The main topic at this first meeting was this: What can we do, of a practical nature, to help our urban young?

As many as 70 percent, in some neighborhoods, are not graduating from high school. For many, gangs and the prison system are the only alternatives to boredom, broken homes, and joblessness.

Everyone in that room was speaking from a wealth of personal experience. But Mr. Velasquez is a prophetic leader. And Mr. Durant may very well become one.

One is a national leader (he is often in North Carolina organizing farm workers, but he can also be found speaking in London or testifying in Washington). And he is entering his later years. But, with this initiative, he is making time for his own community.

The other is a young man at the beginning of his career. And people expect him to be a superhero and save the Toledo Public Schools all by himself. That cannot be done, of course. Not alone. But he might be able to do it with others.

What came out of this first meeting? For me, three big pieces of wisdom and a rather specific action agenda.

Mr.
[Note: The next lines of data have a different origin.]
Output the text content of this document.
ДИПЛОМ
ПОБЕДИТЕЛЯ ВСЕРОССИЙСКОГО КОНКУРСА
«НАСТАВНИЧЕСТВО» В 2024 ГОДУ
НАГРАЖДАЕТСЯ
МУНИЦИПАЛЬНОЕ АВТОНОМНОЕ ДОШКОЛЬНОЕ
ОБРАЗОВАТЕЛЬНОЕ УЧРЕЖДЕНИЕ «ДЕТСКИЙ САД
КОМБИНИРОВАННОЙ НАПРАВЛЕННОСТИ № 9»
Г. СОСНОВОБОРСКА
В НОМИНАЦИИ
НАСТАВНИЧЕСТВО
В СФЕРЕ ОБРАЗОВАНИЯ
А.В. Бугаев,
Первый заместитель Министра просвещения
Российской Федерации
Durant said that unless we actually work directly with the young — shoulder to shoulder — we are apt to be ineffective and to wander in our own self-congratulatory illusions. As a superintendent, he makes sure a big part of every work day is spent with students — leading two youth groups and taking the young men to his gym and his barber.

Mr. Velasquez told the group what Martin Luther King, Jr., once told him: If you concentrate on economic power, and the levers of economic power, everything is negotiable.

Mr. Williams told the group that we need a comprehensive and systemic approach to youth. “We can’t just keep dabbing at it,” he said.

Mind you, we are dabbing at it with millions of dollars right now. The problem isn’t really money. It’s leadership, coordination, and the way we use and direct the money.

Here is the group’s tentative action agenda:

Everyone around the table agreed that mentors and mentor programs work. Let’s find ways to increase the number of mentors available to young men and women — whether though the TPS Young Men and Women of Excellence, the YMCA and YWCA, the Boys and Girls Clubs, or other programs. But, as Mr. Brock noted, the target youth may not be in school. How do we reach the kid who has chosen a gang over TPS?

Negotiate with area colleges and universities to expand the number of full college scholarships available to inner city kids who overcome.

Roughly 8,000 poor kids in Toledo need Head Start or some other preschool opportunity, that will not be made available to them under current conditions. If we are going to attack poverty and low literacy, we have to help kids in at-risk conditions before they go to school.

If the city youth commission’s executive director were elevated to the level of commissioner, and the right person were named to the job, he, perhaps with the help of this group, could make a major difference. He, or she, might also begin to coordinate, organize, and redirect funds and energies.

This group hopes to offer its passion, expertise, and collective firepower to the new mayor. Their agenda fits perfectly with his neighborhoods agenda. It also fits with a renewed dialogue on race. The Committee for the Future is practical. It still needs honing and heft and a name. But it is real and gives this citizen hope.

Keith C. Burris is a columnist for The Blade.